François Holzer est un flic caractériel. La hiérarchie et les règlements, très peu pour lui. “Je n'ai jamais accepté de travailler dans le respect des lois. Des victimes, oui.” Ce qui l'a placé en marge de la police. Pas faciles non plus, ses relations avec les femmes, même avec son amante Constance. Holzer ne cache pas qu'il déteste le roman policier. Trop de blabla descriptif et psychologique, pour l'homme d'action qu'il estime être. Voilà pourquoi il enregistre toutes ses conversations. Sa base de réflexion perso contre le mensonge. Les autorités policières ont besoin de lui, pour une enquête parallèle.

Les serial killers ont été supplantés par les family killers. Après Dupont de Ligonnès, un autre monstre du même acabit a massacré sa famille. Il aurait eu des relations complexes dominatrices avec sa mère, ceci n'expliquant pas grand chose. “Tant qu'on n'aura pas sa motivation, on ne le cadrera pas. Donc on ne l'aura pas. On tricotera des théories à nos heures perdues.” Pas sûr que l'argent soit capital dans ce dossier-là. Sa maîtresse Margot Delmas n'a pas l'air impliquée dans sa vie. Un couple d'hôteliers pense l'avoir eu comme client, mais c'est sans grand intérêt. Comparer avec une affaire analogue n'avance à rien. Pour la prostituée Bessie, le fuyard “n'est rien qu'un pervers cinglé”.

Les meurtres de l'assassin Antoine Keane sont similaires à ceux de Ligonnès. D'ailleurs, ils sont issus des mêmes milieux aisés. “Ils ont les bonnes cartes en mains, rien ne peut leur arriver. Mais au premier faux pas, ils abandonnent la partie.... Ils sont trop sûrs d'eux et estiment mériter tout ce qu'ils désirent, et tout ce qu'ils prennent.” Une ancienne amie de lycée se souvient que le coupable n'était pas menteur en ce temps-là. Qu'il n'avait rien du séducteur, non plus. François Holzer ne cerne pas encore exactement le personnage, mais pense qu'il “n'a jamais été fou, ni exalté, ni paniqué. Mais c'est maintenant qu'il va le devenir. Fou de remords, fou furieux, fou de rage. Donc imprévisible et dangereux.”

L'affaire est médiatique. Toutefois, un journaliste tel que Guy Haines joue surtout sur les instincts primaires du public. La juge Lina Manuel résume clairement le cas : “C'est la pire affaire criminelle qu'on puisse décrypter, parce que justement elle est à la fois banale et atroce, et que l'auteur des faits est une machine à tuer. Sans états d'âmes.” Un type plus froid que fou, qui sut arnaquer une de ses amantes, Mme Bloch. Si Holzer reste maître de son enquête, elle peut comporter certains risques autour de lui. Tandis que la pression des autorités s'accentue, un nouveau juge pourrait tenter de l'écarter. Ce n'est pas Anita Breil, jeune “fliquette bout de chou qu'on avait parachutée” à ses côtés, qui l'empêchera d'aller jusqu'au bout de sa mission...

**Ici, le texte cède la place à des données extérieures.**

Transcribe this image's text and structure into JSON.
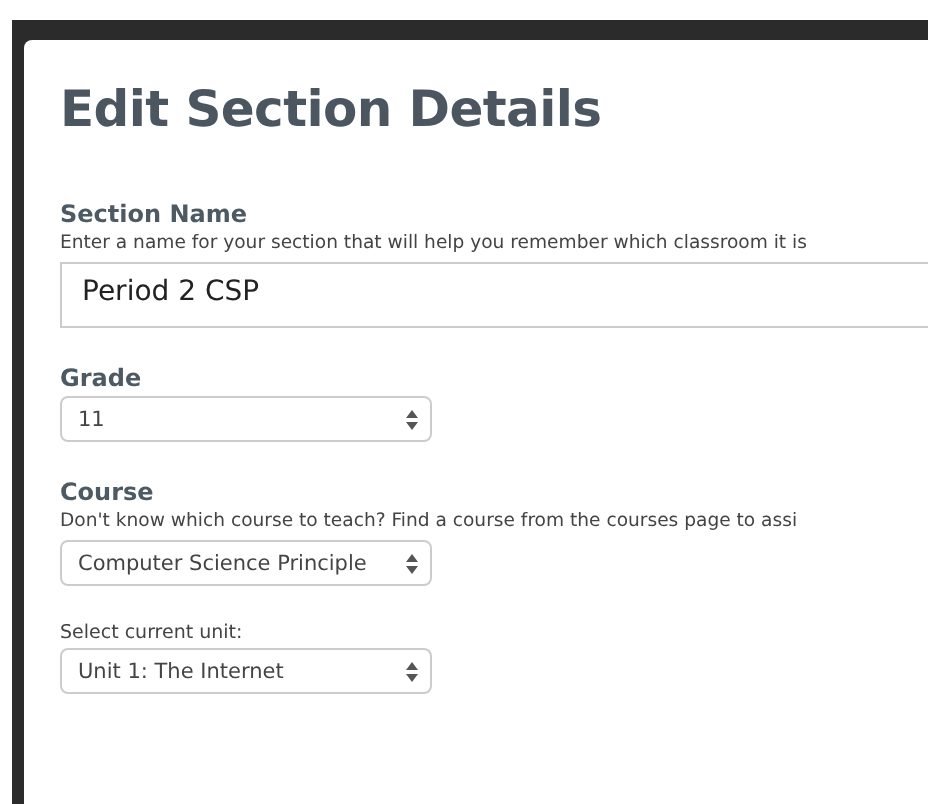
{
  "dialog": {
    "title": "Edit Section Details",
    "fields": [
      {
        "kind": "text",
        "label": "Section Name",
        "help": "Enter a name for your section that will help you remember which classroom it is",
        "value": "Period 2 CSP"
      },
      {
        "kind": "select",
        "label": "Grade",
        "value": "11"
      },
      {
        "kind": "select",
        "label": "Course",
        "help": "Don't know which course to teach? Find a course from the courses page to assi",
        "value": "Computer Science Principle"
      },
      {
        "kind": "select",
        "sublabel": "Select current unit:",
        "value": "Unit 1: The Internet"
      }
    ]
  }
}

Francis Huster : Family killer (Éd.Le Passeur, 2014)

Nul besoin de présenter le célèbre comédien et metteur en scène Francis Huster. On le sait très actif, il suffit de consulter la longue liste de ses rôles au théâtre, au cinéma, à la télévision. Après plusieurs autres ouvrages, il publie ce roman policier. L'intrigue se réfère bien évidemment à l'affaire Dupont de Ligonnès, qui a massacré son épouse et ses quatre enfants. Çà et là, on retrouve des allusions à ce crime, le coupable étant un imitateur du précédent.

Huster joue sur cette ambiguïté : c'est pareil et différent, le point commun restant les incertitudes : “Il manque à ce dossier une évidence qui recouvre tout et décrypte ce soi-disant mystère. Une seule ligne qui clôt définitivement l'affaire et signe sa culpabilité indiscutable.” On ne peut se contenter d'un “pourquoi ?” suivi d'un “quel après-crime pour le meurtrier ?” Complexité, tel est fatalement le mot majeur dans ces cas-là.

Francis Huster vise une certaine originalité dans la présentation du récit. Les chapitres se composent, après quelques lignes d'introduction, intégralement de dialogues. Voilà qui a de quoi déstabiliser les lecteurs habitués de polars. Si la formule fonctionne, c'est parce que le héros utilise un langage viril, cru, offensif. Le policier Holzer veut avancer dans le vif, malgré le poids de “rapports concrets, froids, totalement hors du coup, parce que le facteur humain n'apparaît pas dedans.” Le meilleur moyen de se heurter frontalement à tous ses interlocuteurs, témoins ou associés à l'enquête. À travers ces dialogues, c'est au lecteur de discerner le contexte psychologique de l'histoire. Un polar forcément singulier, c'est ce que nous propose donc Francis Huster.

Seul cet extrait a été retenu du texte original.